Born into a family of artists, Moan said she also gets inspiration from her family. In addition, she said, everyday life and society also help keep her creative edge going.
Moan said she is an artist first, but considers herself an inventor or creator who, by using everything around her, creates a new medium.
She works as a team with her husband Jason Moan who, she said, shares her interest as an artist and engineer.
“He grounds me,” she said. “When I’m in my cloud, he brings me back to reality.”
Moan said her parents also inspire her. Her mother Deborah Eilers Riddles is an impressionist artist who took art classes at OCCC. Moan’s father Albert Riddle is a cubist artist.
Moan said, for the less creative side of the business, an OCCC marketing professor showed her how to market herself and catch people’s attention with her art.
“He empowered me.”
Moan said she is working on a new series of work that will include a bridal and a super-hero line.
“Sky’s the limit,” she said.
Moan said she learned a lot from OCCC professors, and received a lot of support from the staff in her automotive and art studies. Moan said her engineering and automotive sides work hand in hand when creating art.

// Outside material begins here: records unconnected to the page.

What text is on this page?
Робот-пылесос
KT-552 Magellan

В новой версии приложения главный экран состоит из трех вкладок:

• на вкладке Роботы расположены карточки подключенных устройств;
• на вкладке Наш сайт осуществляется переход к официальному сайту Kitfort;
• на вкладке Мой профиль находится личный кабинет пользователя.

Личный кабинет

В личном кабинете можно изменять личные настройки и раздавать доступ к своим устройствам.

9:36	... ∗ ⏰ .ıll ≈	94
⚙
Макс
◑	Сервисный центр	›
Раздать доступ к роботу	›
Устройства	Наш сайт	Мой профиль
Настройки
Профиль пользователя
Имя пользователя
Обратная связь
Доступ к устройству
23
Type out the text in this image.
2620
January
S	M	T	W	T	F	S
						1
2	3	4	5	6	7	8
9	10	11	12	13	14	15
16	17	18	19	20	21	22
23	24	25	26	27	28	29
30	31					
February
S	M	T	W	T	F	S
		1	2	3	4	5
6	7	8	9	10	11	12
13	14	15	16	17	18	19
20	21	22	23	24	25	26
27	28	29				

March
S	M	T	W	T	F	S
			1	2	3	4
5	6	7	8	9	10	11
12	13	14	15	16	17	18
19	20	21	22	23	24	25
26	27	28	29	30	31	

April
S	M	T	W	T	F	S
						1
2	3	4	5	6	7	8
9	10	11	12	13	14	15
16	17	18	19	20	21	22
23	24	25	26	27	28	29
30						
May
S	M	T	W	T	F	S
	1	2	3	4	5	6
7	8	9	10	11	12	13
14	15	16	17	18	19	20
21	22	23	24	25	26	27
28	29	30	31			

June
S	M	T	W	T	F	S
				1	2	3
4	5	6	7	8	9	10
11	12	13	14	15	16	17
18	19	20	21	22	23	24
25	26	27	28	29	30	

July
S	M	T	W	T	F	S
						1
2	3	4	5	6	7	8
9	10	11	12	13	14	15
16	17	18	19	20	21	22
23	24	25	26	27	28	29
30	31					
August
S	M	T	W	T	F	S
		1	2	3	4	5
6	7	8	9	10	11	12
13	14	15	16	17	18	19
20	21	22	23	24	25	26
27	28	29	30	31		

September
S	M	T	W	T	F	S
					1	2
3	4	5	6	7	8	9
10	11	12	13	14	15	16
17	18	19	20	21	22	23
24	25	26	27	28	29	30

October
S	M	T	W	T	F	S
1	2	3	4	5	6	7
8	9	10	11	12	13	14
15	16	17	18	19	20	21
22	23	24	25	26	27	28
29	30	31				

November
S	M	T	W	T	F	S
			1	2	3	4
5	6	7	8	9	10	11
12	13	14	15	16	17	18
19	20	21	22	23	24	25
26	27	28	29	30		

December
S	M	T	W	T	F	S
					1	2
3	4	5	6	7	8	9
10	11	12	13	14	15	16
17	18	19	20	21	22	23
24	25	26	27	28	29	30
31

“I skip around and work on more than one thing, so I don’t get bored,” she said.
Moan has a wide array of art such as: corsets, high relief tile, murals, wall hangings, jewelry, switch plates, waist centers and fashion.
Her latest ceramic corsets can be seen in OCCC adjunct English professor Tyrone Stanley’s new musical “Soul on Fire.”
Stanley said working with Moan is easy.
“She comes up with creativity and is free spirited,” he said.
Stanley said the costumes Moan designed for him are so well created it helps put him into character for his musical.
“(It’s) so much fun working with Ty,” Moan said.
“I love having a challenge, working with new people and making it happen.”
Katie Wygle, 26, OCCC nursing major, models Moan’s ceramic corsets. She said she thinks the corsets are “fun and creative, crazy and outrageous.”
Moan, who lives in both Oklahoma and Los Angeles, considers her different works of art “high fashion.”
Moan’s creations also can be seen at the Carnality Ball, an annual erotic art show Moan participates in that will take place at 8 p.m. Friday, May 13, at The Farmers Public Market, 311 South Klein Ave. in downtown Oklahoma City. Admission is $15 in advance and $20 at the door.
The Carnality Ball will showcase art, musicians, ribbon dancers performing from the ceiling, fashion performances, and an array of food.